The once-taboo question is becoming increasingly common, as more workers push to normalize pay transparency — or open conversations about salary — in an effort to close gender and racial pay gaps.
It’s popping up on social media sites like Instagram, where accounts like Salary Transparent Street feature interviews with young consultants, teachers or nurses, readily sharing with strangers how much they make.
The concept is also being embraced by some companies and governments, with a number of jurisdictions introducing pay transparency laws, including in Canada, the U.S. and Europe.
The drive to close the gender pay gap even has its own day, International Equal Pay Day, which is being marked globally on Monday.
Advocates say pay transparency can lift the veil on how people doing the exact same job can be paid quite differently, with the goal of levelling the playing field.
According to Statistics Canada, in 2021, female employees aged 25 to 54 earned 89 cents for every dollar earned by men, with notable pay gaps for racialized and Indigenous people, too.
That worked out to women earning $3.79 less per hour, on average, than their male counterparts.
Ultimately, experts say, pay transparency benefits workers by giving them more information to start the conversation around compensation, and to bolster bargaining power during negotiations.
A few years ago, when Toronto-based financial consultant and speaker Jessica Moorhouse was leaving the law firm she had been working at for almost three years, she took some of her colleagues for lunch. Knowing she had nothing to lose, she asked about their salaries — and found out some were making as much as $10,000 more than she had been.
“When I heard some of the numbers, at first I went inward, and thought maybe I’d done something wrong to not deserve higher pay. But I realized it wasn’t me, it was work politics,” she told CBC News.
In Canada, the federal government’s Pay Equity Act went into effect in 2021, requiring all employers in federally regulated sectors with 10 or more employees to identify and correct pay disparities.
Last year, P.E.I. amended its Employment Standards Act to require employers to include salaries on all public job postings. And Ontario had introduced its Pay Transparency Act in 2018 under the former Liberal government, with similar requirements regarding pay range disclosure, though it was shelved under the current government.
The most recent province to join the mix is British Columbia, home to one of the widest gender-based pay gaps in the country — 17 per cent in 2022, according to Statistics Canada.
Its Pay Transparency Act, known as Bill 13, passed on May 11. Early phases of the legislation prohibit employers from asking job applicants about pay history and employees can’t be punished for talking about salary.
The next phase comes into effect on Nov. 1, requiring employers to disclose the expected salary ranges on all advertised jobs. A number of provincial agencies will also need to file and publicly post pay transparency reports starting this year — a rolling requirement that will see all B.C. employers with 50 or more employees providing that data by November 2026.

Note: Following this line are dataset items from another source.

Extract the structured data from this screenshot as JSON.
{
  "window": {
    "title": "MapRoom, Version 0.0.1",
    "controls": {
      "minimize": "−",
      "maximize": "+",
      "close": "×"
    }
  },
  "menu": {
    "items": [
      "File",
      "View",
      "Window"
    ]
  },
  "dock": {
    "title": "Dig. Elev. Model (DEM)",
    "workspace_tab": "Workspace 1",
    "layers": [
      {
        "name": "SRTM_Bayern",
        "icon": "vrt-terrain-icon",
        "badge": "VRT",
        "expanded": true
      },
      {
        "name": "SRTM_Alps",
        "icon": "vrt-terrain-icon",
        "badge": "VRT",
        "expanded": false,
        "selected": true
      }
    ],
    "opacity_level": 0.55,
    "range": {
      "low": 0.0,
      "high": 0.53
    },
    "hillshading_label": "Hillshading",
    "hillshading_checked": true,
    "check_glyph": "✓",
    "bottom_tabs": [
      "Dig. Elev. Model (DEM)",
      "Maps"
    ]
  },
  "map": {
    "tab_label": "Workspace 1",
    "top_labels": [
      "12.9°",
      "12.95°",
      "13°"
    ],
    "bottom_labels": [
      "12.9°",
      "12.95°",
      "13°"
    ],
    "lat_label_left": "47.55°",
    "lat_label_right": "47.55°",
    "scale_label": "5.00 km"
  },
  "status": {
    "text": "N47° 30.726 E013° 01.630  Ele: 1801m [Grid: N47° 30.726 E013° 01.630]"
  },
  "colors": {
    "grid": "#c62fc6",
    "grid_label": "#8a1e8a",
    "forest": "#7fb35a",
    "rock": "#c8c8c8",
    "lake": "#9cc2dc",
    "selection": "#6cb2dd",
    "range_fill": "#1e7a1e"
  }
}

“Not having pay equity [in the province] is absolutely crucial,” said Marjorie Cohen, an economist and professor of political science at Simon Fraser University in Burnaby, B.C.

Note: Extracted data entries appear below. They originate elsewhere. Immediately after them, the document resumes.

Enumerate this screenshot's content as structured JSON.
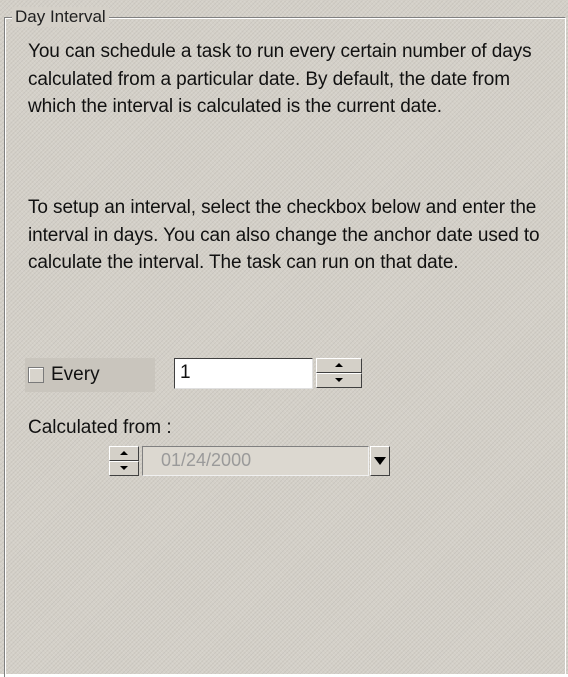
{
  "group": {
    "title": "Day Interval"
  },
  "description": {
    "paragraph1": "You can schedule a task to run every certain number of days calculated from a particular date. By default, the date from which the interval is calculated is the current date.",
    "paragraph2": "To setup an interval, select the checkbox below and enter the interval in days. You can also change the anchor date used to calculate the interval. The task can run on that date."
  },
  "every": {
    "label": "Every",
    "checked": false,
    "value": "1"
  },
  "calculated_from": {
    "label": "Calculated from :",
    "date": "01/24/2000",
    "enabled": false
  },
  "icons": {
    "spinner_up": "arrow-up-icon",
    "spinner_down": "arrow-down-icon",
    "dropdown": "chevron-down-icon"
  },
  "colors": {
    "panel_background": "#d4d0c8",
    "disabled_text": "#9a9a9a",
    "text": "#111111"
  }
}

“This is an NDP government; they’re a little bit embarrassed by the fact that they have such a wide gender wage gap. So what they did was to put forward pay transparency.”
Who gets the power in salary negotiations?
Tammy Schirle, a professor of economics at Wilfrid Laurier University in Waterloo, Ont., calls pay transparency a huge necessity for many workers.
“In the private sector, everyone is having to negotiate their wages themselves, especially in non-union environments — and that’s where these discrepancies come in,” she said.
The gender pay gap is sometimes linked to differences in the way in which women approach negotiating, experts say, noting that women tend to not ask for more. By making salaries visible, any disparity can be more easily spotted, allowing women and others to better negotiate upfront.
“I got my last corporate job, and I then got into that routine of never negotiating, because that was never on the table,” Moorhouse said. “Never even considering that that was something that I should do.”
While pay transparency policies can help break down the taboo of talking about and negotiating salaries, it doesn’t always change for the better, according to the U.S. research.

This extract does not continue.